Redford spielt einen Buecherwurm in den Diensten der CIA, der eines Tages mittags zu Tisch geht und bei seiner Rueckkehr saemtliche Kollegen im Buero ermordet vorfindet. Er nimmt Kontakt zu den einzigen Menschen auf, die er in New York kennt, seinen Vorgesetzen. Von nun an wird er als Hauptverdaechtiger gejagt, waehrend er eine Verschwoerung in den Reihen der CIA aufdeckt.

Bei Licht betrachtet ist die Story recht konventionell und folgt Hitchcocks sattsam bekannten Thema „ein gewoehnlicher Mann in einer ungewoehnlichen Situation“. Nur dass der Zuschauer hier – anders als bei Hitchcock – genauso im dunkeln tappt wie Redfords Figur.

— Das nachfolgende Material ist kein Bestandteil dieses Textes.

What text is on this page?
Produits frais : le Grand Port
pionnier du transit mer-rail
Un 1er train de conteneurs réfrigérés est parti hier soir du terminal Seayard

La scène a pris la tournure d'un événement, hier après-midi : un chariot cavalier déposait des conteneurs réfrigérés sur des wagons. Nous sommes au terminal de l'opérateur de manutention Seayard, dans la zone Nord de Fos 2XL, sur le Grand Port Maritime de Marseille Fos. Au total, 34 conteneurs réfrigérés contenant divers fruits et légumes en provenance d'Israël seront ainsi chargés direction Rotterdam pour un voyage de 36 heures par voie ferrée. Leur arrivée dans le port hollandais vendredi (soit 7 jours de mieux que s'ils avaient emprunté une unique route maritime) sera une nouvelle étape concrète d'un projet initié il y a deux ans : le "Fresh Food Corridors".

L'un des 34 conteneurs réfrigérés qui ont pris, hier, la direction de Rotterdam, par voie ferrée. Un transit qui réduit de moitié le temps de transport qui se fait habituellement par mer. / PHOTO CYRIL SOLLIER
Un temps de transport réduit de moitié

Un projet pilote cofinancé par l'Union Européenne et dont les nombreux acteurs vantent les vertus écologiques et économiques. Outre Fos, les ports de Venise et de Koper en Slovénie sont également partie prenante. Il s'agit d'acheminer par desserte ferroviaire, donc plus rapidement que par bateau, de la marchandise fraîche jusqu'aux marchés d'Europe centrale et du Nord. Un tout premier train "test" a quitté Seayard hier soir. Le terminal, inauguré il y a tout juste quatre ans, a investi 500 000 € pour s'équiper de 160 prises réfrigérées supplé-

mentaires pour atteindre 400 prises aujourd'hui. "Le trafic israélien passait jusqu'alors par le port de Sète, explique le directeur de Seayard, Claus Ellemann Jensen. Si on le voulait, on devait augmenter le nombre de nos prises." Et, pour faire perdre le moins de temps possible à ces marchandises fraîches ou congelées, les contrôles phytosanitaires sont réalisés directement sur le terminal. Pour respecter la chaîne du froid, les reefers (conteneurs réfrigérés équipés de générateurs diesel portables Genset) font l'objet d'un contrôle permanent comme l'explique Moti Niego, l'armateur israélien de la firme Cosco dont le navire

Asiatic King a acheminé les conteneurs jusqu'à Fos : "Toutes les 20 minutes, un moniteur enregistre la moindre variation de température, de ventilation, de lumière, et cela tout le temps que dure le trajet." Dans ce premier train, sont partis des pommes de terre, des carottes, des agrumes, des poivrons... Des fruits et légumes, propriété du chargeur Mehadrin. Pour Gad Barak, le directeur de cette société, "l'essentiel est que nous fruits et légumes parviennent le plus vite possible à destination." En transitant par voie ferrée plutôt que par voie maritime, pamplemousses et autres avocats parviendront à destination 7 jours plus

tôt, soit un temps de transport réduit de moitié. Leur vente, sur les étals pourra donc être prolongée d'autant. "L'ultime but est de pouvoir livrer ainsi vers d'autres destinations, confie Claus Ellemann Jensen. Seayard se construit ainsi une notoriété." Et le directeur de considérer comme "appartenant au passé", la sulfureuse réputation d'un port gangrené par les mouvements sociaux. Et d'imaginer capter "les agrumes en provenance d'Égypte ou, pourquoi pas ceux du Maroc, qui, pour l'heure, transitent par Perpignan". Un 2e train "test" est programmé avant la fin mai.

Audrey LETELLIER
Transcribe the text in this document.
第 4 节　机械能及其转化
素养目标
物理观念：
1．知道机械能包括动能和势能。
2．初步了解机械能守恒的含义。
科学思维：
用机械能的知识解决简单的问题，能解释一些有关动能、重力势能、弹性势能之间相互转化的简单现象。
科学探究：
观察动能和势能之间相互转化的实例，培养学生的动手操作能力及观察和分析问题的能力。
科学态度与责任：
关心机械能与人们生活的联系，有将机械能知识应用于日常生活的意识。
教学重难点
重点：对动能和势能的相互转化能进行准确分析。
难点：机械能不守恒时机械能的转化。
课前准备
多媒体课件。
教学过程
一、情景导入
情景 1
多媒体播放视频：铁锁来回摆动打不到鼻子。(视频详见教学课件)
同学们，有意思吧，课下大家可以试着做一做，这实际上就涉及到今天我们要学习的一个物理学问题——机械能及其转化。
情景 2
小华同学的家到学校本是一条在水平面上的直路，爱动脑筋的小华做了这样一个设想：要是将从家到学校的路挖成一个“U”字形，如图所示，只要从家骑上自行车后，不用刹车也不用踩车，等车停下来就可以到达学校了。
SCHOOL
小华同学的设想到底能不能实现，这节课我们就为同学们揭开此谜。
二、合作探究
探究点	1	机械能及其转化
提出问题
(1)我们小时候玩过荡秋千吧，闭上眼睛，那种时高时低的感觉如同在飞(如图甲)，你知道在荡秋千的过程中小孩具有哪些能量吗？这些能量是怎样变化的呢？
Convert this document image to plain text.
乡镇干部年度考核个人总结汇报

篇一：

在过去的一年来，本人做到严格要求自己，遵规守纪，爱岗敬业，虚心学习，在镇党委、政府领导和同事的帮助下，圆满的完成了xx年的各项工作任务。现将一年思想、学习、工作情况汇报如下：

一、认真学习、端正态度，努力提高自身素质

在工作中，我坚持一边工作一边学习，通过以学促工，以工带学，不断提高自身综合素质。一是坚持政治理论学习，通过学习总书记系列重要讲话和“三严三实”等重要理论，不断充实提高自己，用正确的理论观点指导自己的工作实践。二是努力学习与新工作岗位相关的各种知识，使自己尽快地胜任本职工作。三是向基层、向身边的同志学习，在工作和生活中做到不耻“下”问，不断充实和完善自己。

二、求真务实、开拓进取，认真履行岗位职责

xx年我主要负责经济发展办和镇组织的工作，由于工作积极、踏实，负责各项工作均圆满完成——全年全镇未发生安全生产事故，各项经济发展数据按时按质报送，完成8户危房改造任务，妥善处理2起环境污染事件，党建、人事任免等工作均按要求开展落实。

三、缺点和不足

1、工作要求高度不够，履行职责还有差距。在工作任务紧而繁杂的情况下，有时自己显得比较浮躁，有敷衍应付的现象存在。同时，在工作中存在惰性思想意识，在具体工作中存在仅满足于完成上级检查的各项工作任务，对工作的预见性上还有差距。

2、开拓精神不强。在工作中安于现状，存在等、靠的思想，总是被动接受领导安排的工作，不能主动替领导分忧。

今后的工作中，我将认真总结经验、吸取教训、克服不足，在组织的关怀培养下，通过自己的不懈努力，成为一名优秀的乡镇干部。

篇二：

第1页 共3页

Aus heutiger Sicht erscheint die Aufloesung geradezu prophetisch, zumindest sehr bekannt und plausibel. Was passiert, wenn eine kleine einflussreiche Gruppe Industrieller und privater machtgieriger Interessenten eine geheime Organisation gruendet und die Regierung de facto aushebelt, bzw. hinter ihrem Ruecken die Dinge in die Hand nimmt? Heute, zahlreiche Oliver Stone Filme und Michael Moore Veroeffentlichungen spaeter, sind wir vielleicht schon fast gelangweilt ob solcher Diskussionen. 1975 waren das nationale Selbstbewusstsein und das Vertrauen in die eigene Regierung in den USA auf dem absoluten Tiefpunkt angelangt. Watergate war noch allen taufrisch im Gedaechtnis, Praesident Nixon war gerade erst zurueckgetreten und die CIA war in Erklaerungsnot ob ihrer frisch aufgeflogenen illegalen Operationen in Suedostasien. Dass die Boesen in der eigenen Regierung sassen, konnten nicht einmal die konservativsten Republikaner als linke Verschwoerungstheorie abtun; es war bittere Realitaet, der man ins Auge sehen musste.

Der Film ist mit Sicherheit kein Meisterwerk, er hat einen Haufen Handlungsloecher und Faye Dunaways Figur erwaermt sich fuer meinen Geschmack doch etwas zu fix fuer den Mann, der ihr in ihrer eigenen Wohnung eine Pistole vor die Nase haelt. Robert Redford hin oder her, aber das ist dann doch ein wenig dick aufgetragen. Dennoch ist Three Days Of The Condor ein gelungener Beitrag zum klassischen Paranoia-Kino, in einer Reihe mit Frankenheimers The Manchurian Candidate, Pakulas The Parallax View und Coppoals The Conversation. Und da das Genre ja gerade im dritten Fruehling ist, nicht zuletzt dank Gaghans sehr starkem Beitrag Syriana und dem deutlich schwaecheren aber zumindest zum Nachdenken anregenden V for Vendetta der Wachowski Brueder, lohnt sich das ansehen allemal.

Die Neuauflage der DVD erfreut durch das Original Bildformat 1:2,35, ein restauriertes Bild und guten Ton, und vor allem Sidney Pollacks wie immer unterhaltsamen und interessanten Regiekommentar. (Die Ausgabe der SZ Edition beinhaltet noch die Erstauflage, ohne Regiekommentar und mit nicht restauriertem Bild.)